As has been pointed out aptly by Jan Paulsson, a noted text writer and practitioner in the ADR field,

[A]t least five different systems of law may become relevant during the course of an international arbitration:

the law that determines the capacity of the parties,

the law that determines the validity of the arbitration agreement,

the law governing the arbitration itself and in particular the procedure,

the law applicable to the substance of the dispute,

and

if there is a conflict of applicable substantive laws, the law under which that conflict is to be resolved

In general, the parties cannot make a choice of the law applicable to capacity, except (for instance) by incorporating a company in a particular country. The parties generally need not make an express choice in relation either to the law governing the validity of the arbitration agreement of the law governing the procedure of the arbitration itself. This will usually follow naturally from the circumstances; the proper law of the arbitration is generally that of the contract of which it is a part, and the law governing the conduct of the arbitration is generally that of the place of arbitration. Parties wishing to make explicit exceptions in either respect should seek expert advice before doing so.

J. Paulsson, Ch. 22:12 of R. Smith, ADR FOR FINANCIAL INSTITUTIONS (1995).

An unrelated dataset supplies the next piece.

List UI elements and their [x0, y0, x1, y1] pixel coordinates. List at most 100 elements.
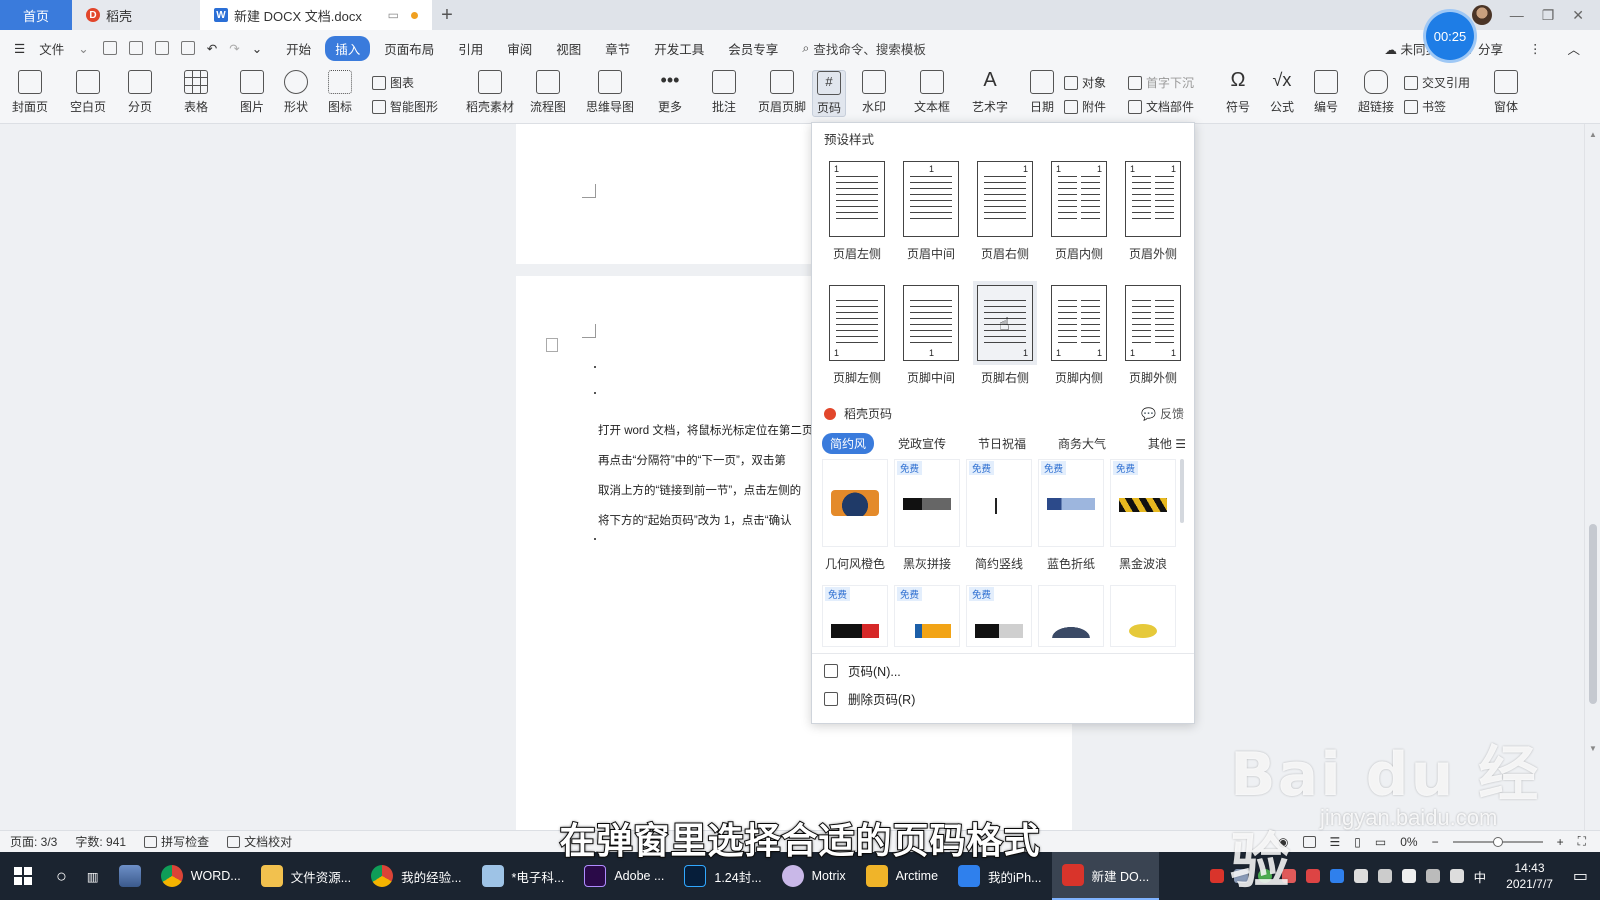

There are very important consequences that can arise from choice-of-law issues. Accordingly, the practitioner should not only formulate the substantive issues carefully, but should also consider the enforcement regime. See e.g., National Thermal Power Corp. v Singer Co. (3 Supreme Court Cases 91992) 551-573, XVIII Yearbook Commercial Arbitration 403 (1993). (The Indian Courts could enjoin the enforcement of the award outside of India anywhere even if the place of the arbitration was outside India. This means that effectively an action to set aside the award could be brought in India, hobbling the notion of deference to international arbitration awards that courts normally show them.)

While most arbitration rules require consideration of not only the terms of the agreement, but also trade usages with a view to honoring the parties’ intent at the time of contracting, there has been an increasing development of a modern-day international law merchant or lex mercatoria The concept of an international law merchant would be used in these sorts of matters in order to avoid the particularities of any given country’s.

Another approach is to designate no national law at all and base the award on "general principles of law." This is quite a convenient starting place to develop "concurrent laws" in which one party to a contract is a state or state agency. These general principles, or "public international law" are joined with national law in the case. Such a pluralistic approach assures that the national law meets a minimum international standard. When one party is a nation or national agency, it can be particularly helpful for the other party to insist in the contract that the national law will not be changed to that party’s detriment with respect to the venture or any arbitration arising in that country after the date of the execution of the contract.

Finally, in an attempt to assure that the parties will receive the method of resolution they chose by selecting arbitration, the parties should consider enabling the arbitral tribunal to act as amiable compositeurs, and render a decision not by reference to any specific national or other regime of rules, but rather ex aequo et bono or in equity and good conscience. This method is particularly beneficial when the parties hope to continue their business relationship.